Opinion ID: 1155733
Heading Depth: 1
Heading Rank: 13

Heading: Failure to Reread Guilt Phase Instructions

Text: Following the presentation of the penalty phase evidence, defendant requested a rereading of many of the guilt phase instructions relevant to the penalty determination. The requested instructions included generic instructions governing the jury's consideration and evaluation of the evidence, and covered such matters as direct and circumstantial evidence, admissions and confessions, expert and lay testimony, and accomplice testimony. The court denied the request, advising the jury instead that it should follow the guilt phase instructions except as otherwise directed, and that the court would reread any guilt phase instructions at the jury's request. No such requests were made. (20) Defendant asserts the court erred in denying his request, thereby violating his Eighth Amendment right to a fair and reliable penalty determination. He observes that more than two months had elapsed since the jury had first heard the instructions at issue, and he doubts the jurors had a clear recollection thereof. As our cases uniformly hold, we may presume the jury applied to the penalty determination any applicable guilt phase instructions. (See People v. Wharton (1991) 53 Cal.3d 522, 600 [280 Cal. Rptr. 631, 809 P.2d 290]; People v.

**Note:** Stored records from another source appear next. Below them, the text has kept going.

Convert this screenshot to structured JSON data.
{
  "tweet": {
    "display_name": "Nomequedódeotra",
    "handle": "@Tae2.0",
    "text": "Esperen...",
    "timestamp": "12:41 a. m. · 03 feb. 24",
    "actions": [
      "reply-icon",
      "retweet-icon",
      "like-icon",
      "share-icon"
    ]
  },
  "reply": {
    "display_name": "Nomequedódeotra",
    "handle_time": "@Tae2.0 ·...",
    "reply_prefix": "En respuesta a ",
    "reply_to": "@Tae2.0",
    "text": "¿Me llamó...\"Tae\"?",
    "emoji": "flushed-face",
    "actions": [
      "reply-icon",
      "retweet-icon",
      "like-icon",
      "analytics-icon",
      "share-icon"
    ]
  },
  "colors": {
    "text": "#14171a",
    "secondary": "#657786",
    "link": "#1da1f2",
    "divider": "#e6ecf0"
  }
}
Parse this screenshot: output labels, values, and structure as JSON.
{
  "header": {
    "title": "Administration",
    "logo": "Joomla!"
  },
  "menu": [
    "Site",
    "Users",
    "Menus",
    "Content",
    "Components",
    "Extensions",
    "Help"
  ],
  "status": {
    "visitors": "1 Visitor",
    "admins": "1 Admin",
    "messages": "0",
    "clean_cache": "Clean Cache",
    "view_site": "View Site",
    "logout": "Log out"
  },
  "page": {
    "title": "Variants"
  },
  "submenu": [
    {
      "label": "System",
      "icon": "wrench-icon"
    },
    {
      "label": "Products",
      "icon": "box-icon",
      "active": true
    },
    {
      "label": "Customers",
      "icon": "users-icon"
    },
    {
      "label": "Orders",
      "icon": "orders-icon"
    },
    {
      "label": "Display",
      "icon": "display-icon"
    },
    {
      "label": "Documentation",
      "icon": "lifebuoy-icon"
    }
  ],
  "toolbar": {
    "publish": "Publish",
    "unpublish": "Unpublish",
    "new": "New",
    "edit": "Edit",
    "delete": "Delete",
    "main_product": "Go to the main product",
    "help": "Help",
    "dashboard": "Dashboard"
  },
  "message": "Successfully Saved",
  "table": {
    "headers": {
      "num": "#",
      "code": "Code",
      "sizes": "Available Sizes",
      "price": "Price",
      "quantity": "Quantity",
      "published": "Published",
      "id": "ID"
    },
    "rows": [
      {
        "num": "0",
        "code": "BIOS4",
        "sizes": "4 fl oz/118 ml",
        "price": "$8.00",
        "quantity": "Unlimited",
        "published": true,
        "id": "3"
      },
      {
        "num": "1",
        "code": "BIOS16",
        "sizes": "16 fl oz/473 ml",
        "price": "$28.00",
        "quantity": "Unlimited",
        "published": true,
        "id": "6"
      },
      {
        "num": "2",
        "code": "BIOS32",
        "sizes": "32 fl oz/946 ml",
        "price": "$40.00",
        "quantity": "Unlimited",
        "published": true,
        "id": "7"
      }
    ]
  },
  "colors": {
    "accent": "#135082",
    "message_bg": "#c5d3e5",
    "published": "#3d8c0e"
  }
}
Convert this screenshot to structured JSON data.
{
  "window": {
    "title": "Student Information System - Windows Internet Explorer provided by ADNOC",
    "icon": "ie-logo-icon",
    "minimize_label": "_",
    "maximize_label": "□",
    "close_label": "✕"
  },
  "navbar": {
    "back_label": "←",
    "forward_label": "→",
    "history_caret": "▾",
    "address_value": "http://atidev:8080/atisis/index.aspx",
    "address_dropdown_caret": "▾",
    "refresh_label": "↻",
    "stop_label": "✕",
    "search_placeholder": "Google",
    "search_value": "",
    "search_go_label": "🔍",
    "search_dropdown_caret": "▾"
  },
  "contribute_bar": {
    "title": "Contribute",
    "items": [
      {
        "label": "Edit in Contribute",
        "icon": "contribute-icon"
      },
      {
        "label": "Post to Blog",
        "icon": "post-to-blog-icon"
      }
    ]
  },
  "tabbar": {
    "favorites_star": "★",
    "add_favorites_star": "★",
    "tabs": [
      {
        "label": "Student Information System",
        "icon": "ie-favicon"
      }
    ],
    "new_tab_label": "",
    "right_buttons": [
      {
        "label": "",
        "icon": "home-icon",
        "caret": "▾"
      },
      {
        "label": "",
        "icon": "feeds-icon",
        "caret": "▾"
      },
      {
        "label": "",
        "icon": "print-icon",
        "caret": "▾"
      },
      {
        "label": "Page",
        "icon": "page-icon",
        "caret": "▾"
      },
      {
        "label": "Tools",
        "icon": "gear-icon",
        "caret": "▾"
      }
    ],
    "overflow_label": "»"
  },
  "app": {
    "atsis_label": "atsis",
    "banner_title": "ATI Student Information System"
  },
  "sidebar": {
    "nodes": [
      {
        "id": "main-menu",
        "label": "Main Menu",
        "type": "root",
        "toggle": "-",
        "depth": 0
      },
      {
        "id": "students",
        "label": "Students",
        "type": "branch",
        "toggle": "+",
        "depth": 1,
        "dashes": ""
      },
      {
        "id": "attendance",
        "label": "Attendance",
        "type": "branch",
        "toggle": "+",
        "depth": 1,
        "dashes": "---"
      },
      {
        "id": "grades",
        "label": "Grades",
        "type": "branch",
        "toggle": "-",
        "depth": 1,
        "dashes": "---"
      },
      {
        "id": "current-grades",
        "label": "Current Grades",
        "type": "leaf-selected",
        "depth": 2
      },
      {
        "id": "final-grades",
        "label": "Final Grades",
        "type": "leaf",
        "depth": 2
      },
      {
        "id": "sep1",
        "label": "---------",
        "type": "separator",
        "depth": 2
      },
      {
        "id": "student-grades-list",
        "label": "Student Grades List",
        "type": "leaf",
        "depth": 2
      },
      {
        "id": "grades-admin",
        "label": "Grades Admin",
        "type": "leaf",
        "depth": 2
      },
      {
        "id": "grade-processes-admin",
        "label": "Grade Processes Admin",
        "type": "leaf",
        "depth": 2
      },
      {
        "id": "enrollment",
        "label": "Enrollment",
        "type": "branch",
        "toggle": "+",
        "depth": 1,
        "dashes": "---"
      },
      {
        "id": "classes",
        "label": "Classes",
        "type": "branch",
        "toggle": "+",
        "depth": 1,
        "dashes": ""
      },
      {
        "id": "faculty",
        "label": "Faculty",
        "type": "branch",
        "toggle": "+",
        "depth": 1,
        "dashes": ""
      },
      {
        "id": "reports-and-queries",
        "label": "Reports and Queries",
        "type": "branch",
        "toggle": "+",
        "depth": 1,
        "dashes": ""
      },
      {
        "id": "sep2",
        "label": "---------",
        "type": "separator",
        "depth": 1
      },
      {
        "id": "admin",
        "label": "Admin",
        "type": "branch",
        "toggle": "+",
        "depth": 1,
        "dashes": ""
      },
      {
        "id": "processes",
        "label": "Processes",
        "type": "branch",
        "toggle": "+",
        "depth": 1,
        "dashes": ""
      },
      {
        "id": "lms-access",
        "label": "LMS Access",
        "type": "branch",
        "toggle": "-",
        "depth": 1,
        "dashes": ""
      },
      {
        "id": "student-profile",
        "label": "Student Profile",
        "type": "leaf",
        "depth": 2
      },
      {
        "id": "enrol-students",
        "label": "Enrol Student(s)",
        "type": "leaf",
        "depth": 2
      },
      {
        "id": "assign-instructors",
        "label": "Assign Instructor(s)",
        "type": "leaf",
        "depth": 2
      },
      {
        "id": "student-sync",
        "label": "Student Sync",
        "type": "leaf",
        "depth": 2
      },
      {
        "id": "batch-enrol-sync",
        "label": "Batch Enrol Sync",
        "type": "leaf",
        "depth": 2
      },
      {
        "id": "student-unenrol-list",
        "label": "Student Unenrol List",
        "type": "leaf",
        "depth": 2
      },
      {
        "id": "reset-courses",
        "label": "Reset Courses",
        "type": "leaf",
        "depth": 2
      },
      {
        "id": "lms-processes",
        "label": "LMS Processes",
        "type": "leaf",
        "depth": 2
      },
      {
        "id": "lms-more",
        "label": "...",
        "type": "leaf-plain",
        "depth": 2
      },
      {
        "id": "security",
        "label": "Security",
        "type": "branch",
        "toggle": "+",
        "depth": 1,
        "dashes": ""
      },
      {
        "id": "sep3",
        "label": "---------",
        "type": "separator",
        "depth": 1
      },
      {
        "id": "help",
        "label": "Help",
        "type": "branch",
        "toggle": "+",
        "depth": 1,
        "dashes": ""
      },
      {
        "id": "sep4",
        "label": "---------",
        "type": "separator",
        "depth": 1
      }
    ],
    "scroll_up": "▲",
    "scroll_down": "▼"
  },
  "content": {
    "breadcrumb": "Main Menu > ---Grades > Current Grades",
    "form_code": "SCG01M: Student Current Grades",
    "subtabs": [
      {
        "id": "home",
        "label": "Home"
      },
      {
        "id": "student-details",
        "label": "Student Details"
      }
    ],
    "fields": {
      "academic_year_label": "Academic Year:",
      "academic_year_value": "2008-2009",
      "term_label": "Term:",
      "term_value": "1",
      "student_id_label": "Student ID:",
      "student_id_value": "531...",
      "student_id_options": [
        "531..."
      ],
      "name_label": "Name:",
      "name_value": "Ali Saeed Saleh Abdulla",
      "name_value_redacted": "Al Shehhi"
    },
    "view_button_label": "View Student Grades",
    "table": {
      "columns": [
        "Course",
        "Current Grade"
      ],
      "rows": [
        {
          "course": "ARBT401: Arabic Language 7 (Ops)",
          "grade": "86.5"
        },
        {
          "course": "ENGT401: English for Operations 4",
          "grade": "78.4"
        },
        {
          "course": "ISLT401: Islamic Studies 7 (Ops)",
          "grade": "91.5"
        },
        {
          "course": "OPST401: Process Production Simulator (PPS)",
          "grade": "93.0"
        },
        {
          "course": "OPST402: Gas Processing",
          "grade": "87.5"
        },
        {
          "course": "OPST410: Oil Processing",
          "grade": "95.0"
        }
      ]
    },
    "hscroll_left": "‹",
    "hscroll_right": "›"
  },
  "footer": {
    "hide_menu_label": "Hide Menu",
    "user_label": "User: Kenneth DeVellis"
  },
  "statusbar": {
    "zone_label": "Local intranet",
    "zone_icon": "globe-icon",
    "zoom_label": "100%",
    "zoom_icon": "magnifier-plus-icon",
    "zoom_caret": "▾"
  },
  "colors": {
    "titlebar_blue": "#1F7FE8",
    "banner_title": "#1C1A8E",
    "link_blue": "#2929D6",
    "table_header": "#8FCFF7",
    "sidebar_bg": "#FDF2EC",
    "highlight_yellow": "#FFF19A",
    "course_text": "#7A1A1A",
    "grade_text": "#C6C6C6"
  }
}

Brown, supra, 46 Cal.3d at p. 460; People v. Williams, supra, 45 Cal.3d at p. 1321.) As stated in Wharton, supra, 53 Cal.3d at page 600, Because none of these instructions was, by its terms, limited to the guilt phase, and because no penalty phase instructions contradicted those instructions, `we believe a reasonable jury would correctly assume those generic instructions continued to apply.' [Citations.] In the absence of anything in the record indicating the jury was confused or misled by the court's failure to reinstruct, we conclude that defendant's argument must be rejected.